Gempa berkekuatan magnitudo 7,6 mengguncang wilayah pesisir utara Jepang pada Senin malam (8/12/2025), dengan pusat guncangan berada di dekat Misawa, Prefektur Aomori.
Ribuan warga terpaksa meninggalkan rumah dan menyebabkan pemadaman listrik luas.
Badan Meteorologi Jepang (JMA) sempat menerbitkan peringatan tsunami hingga tiga meter.
Sejumlah gelombang kecil kemudian tercatat menerjang kawasan pantai, termasuk di pelabuhan Aomori, dengan ketinggian 20–70 cm.
Pada Selasa pagi (9/12/2025) JMA mencabut peringatan tsunami, meski peringatan skala rendah sempat diberlakukan beberapa jam.
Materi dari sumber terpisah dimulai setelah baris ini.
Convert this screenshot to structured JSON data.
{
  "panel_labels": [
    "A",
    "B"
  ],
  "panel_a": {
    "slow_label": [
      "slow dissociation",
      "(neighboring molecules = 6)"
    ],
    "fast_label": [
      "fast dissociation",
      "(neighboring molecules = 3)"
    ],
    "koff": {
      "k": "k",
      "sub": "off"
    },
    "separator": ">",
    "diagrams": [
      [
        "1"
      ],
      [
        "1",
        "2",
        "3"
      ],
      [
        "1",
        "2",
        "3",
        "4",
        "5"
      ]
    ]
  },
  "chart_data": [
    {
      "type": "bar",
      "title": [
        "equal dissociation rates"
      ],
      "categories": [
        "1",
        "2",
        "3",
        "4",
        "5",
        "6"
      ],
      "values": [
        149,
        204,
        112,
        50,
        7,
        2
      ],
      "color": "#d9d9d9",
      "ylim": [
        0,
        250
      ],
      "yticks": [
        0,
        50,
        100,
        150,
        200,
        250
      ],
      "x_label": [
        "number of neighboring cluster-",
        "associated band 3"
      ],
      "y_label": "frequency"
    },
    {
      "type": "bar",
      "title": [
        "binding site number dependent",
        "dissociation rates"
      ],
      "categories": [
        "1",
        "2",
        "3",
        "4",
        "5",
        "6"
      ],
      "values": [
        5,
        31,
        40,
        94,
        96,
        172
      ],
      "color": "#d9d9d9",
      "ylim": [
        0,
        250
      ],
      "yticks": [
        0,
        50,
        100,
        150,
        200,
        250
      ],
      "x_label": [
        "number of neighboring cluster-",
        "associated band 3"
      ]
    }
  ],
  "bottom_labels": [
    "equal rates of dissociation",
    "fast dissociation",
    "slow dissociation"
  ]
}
30 orang dilaporkan terluka, termasuk satu korban dengan luka serius di Hokkaido.
Rekaman di lapangan memperlihatkan jalan retak, kaca bangunan pecah, dan sebuah mobil terperosok ke dalam lubang. Pemerintah mengonfirmasi satu kebakaran rumah sebagai insiden signifikan pascagempa.
Warga di Hokkaido melaporkan guncangan kuat sekitar 20–30 detik, disertai peringatan darurat yang berbunyi dari ponsel.
Layanan kereta cepat Shinkansen dihentikan sementara untuk pemeriksaan jalur.
Operator energi memastikan tidak ada kerusakan pada dua pembangkit listrik tenaga nuklir di Aomori dan Miyagi.
JMA memperingatkan potensi gempa susulan kuat dalam beberapa hari mendatang. Perdana Menteri Sanae Takaeci meminta masyarakat tetap waspada.
Jepang berada di zona pertemuan empat lempeng tektonik dan mengalami sekitar 1.500 gempa setiap tahun.
Pemerintah sebelumnya memperkirakan kemungkinan gempa besar di Palung Nankai dalam 30 tahun mencapai 75–82%, dengan potensi korban hingga 298.000 jiwa jika skenario terburuk terjadi.